O efeito de tratamento estimado não está centrado em 0. Na média o nosso viés é negativo, então a gente está subestimando o efeito de tratamento verdadeiro.

Como resolver isso? O problema é que a gente está trabalhando com as variáveis erradas. Na regressão, a gente está definindo um único efeito de tratamento. Mas, o código que simula usa diferentes efeitos de tratamento. Então, até do ponto de vista de recuperar os efeitos de tratamento, nós gostaríamos de recuperar o efeito de tratamento para quem é tratado no período 1 em diante, do período 2 em diante etc. O que acontece é que o estimador de diferenças em diferenças usual faz uma combinação linear desses efeitos de tratamento que não necessariamente somam um nem são positivas, então a gente obtém um estimador que não faz sentido:

simul3 <- function(t,n,thres,treat_effect,prob){
  
  data <- panel2(t,n,thres,treat_effect,prob)
  data <- data  %>% group_by(id) %>% mutate(cohort = (t+1) - sum(D),Dd = cohort*D) %>% mutate(cohort = as.factor(cohort),T = as.factor(T), Dd = as.factor(Dd)) %>% mutate(cohort = relevel(cohort,"4"))
  mod <- lm(Y ~ Dd + cohort +T,data = data)
  data_treated <- data %>% group_by(id) %>% filter(D == 1)
  ATT <- mean(data_treated$Y1 - data_treated$Y0)
  
  return(c(coef(mod)[c("Dd1","Dd2","Dd3")],mean(ATT)))
  
}

Vamos fazer a simulação:

resul3 <- future_map(1:1000,\(x)simul3(3,500,0,treatment_effects,c(3/8,3/8,2/8)), .options = furrr_options(seed = TRUE))

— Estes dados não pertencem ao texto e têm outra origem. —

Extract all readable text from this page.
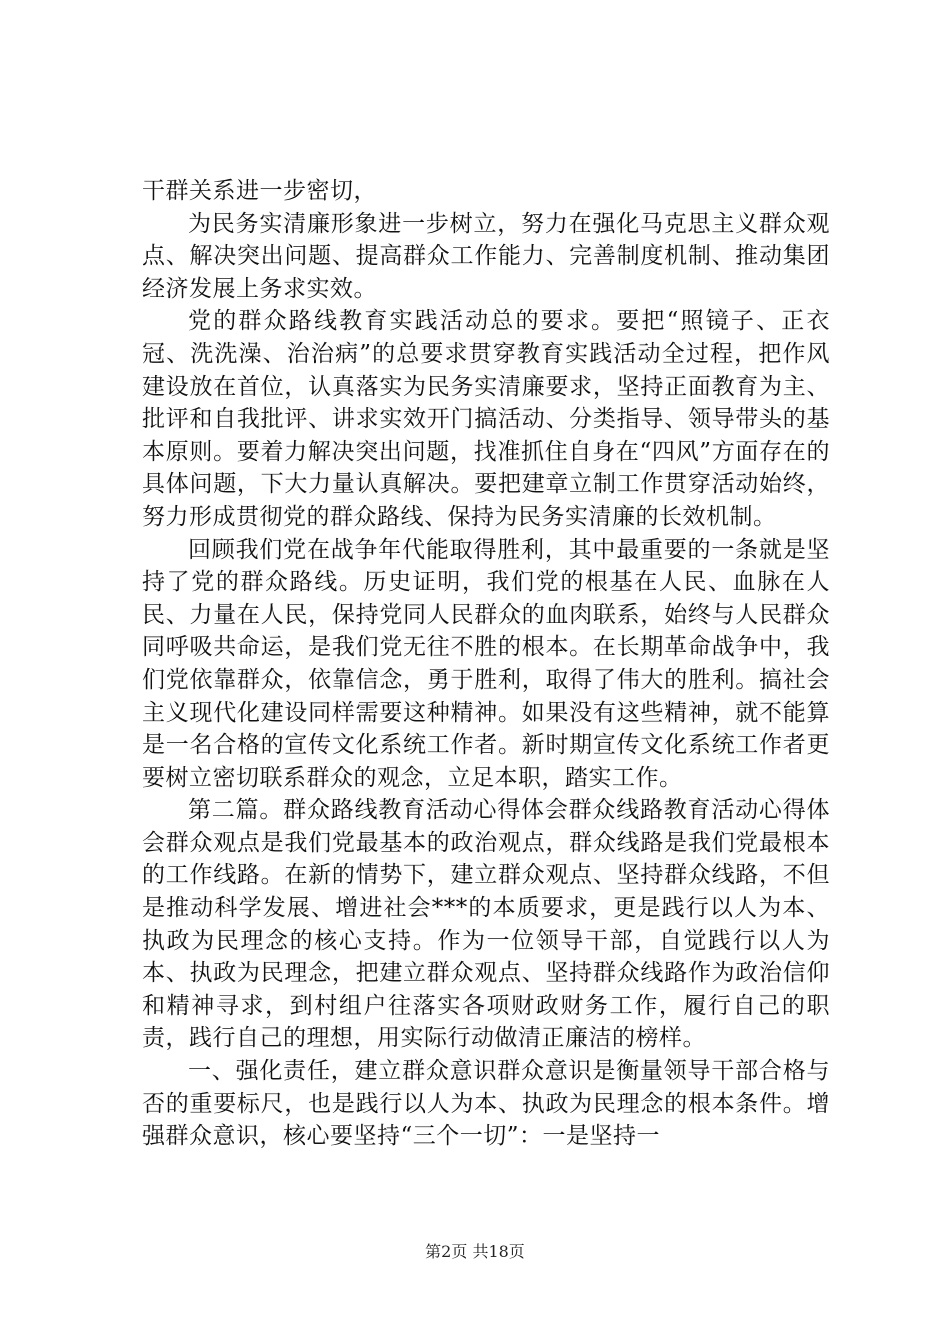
干群关系进一步密切，

为民务实清廉形象进一步树立，努力在强化马克思主义群众观点、解决突出问题、提高群众工作能力、完善制度机制、推动集团经济发展上务求实效。

党的群众路线教育实践活动总的要求。要把“照镜子、正衣冠、洗洗澡、治治病”的总要求贯穿教育实践活动全过程，把作风建设放在首位，认真落实为民务实清廉要求，坚持正面教育为主、批评和自我批评、讲求实效开门搞活动、分类指导、领导带头的基本原则。要着力解决突出问题，找准抓住自身在“四风”方面存在的具体问题，下大力量认真解决。要把建章立制工作贯穿活动始终，努力形成贯彻党的群众路线、保持为民务实清廉的长效机制。

回顾我们党在战争年代能取得胜利，其中最重要的一条就是坚持了党的群众路线。历史证明，我们党的根基在人民、血脉在人民、力量在人民，保持党同人民群众的血肉联系，始终与人民群众同呼吸共命运，是我们党无往不胜的根本。在长期革命战争中，我们党依靠群众，依靠信念，勇于胜利，取得了伟大的胜利。搞社会主义现代化建设同样需要这种精神。如果没有这些精神，就不能算是一名合格的宣传文化系统工作者。新时期宣传文化系统工作者更要树立密切联系群众的观念，立足本职，踏实工作。

第二篇。群众路线教育活动心得体会群众线路教育活动心得体会群众观点是我们党最基本的政治观点，群众线路是我们党最根本的工作线路。在新的情势下，建立群众观点、坚持群众线路，不但是推动科学发展、增进社会***的本质要求，更是践行以人为本、执政为民理念的核心支持。作为一位领导干部，自觉践行以人为本、执政为民理念，把建立群众观点、坚持群众线路作为政治信仰和精神寻求，到村组户往落实各项财政财务工作，履行自己的职责，践行自己的理想，用实际行动做清正廉洁的榜样。

一、强化责任，建立群众意识群众意识是衡量领导干部合格与否的重要标尺，也是践行以人为本、执政为民理念的根本条件。增强群众意识，核心要坚持“三个一切”：一是坚持一

第2页 共18页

Agora a gente tem três efeitos de tratamento, vamos ver qual a média:

resul3 <- do.call(rbind,resul3)
colMeans(resul3[,1:3])
##       Dd1       Dd2       Dd3 
## 2.9996215 1.9975379 0.9994349

Vamos fazer um histograma, e pra ficar fácil de vizualizar eu vou plottar desvios do efeito de tratamento estimados dos efeitos de tratamento que a gente estabeleceu no código:

true_effect <- matrix(treatment_effects,nrow=1000,ncol=3,byrow = TRUE)

est <- resul3[,1:3] - true_effect %>% as.data.frame()
est <- pivot_longer(est,everything())

ggplot(est,aes(value)) + geom_histogram() + facet_grid(.~name) + theme_light()
## `stat_bin()` using `bins = 30`. Pick better value with `binwidth`.

A média dos efeitos de tratamento pra cada coorte é bem próximo do que a gente estabeleceu e os histogramas são bem comportados. É fácil a gente construir qualquer estimador a partir disso,por exemplo, a gente pode fazer uma média ponderada pela probabilidade de pertencer a cada coorte. Isso exigira reescrever o código um pouquinho porque nenhuma das funções entrega a proporção em cada coorte. Esse post já está longo o bastante e então fica como exercício para o leitor.

É claro, nada desse post é original: o problema é do paper do Chaisemartin (Two-Way Fixed Effects Estimators with Heterogeneous Treatment Effects) e a solução veio de um paper do Wooldridge.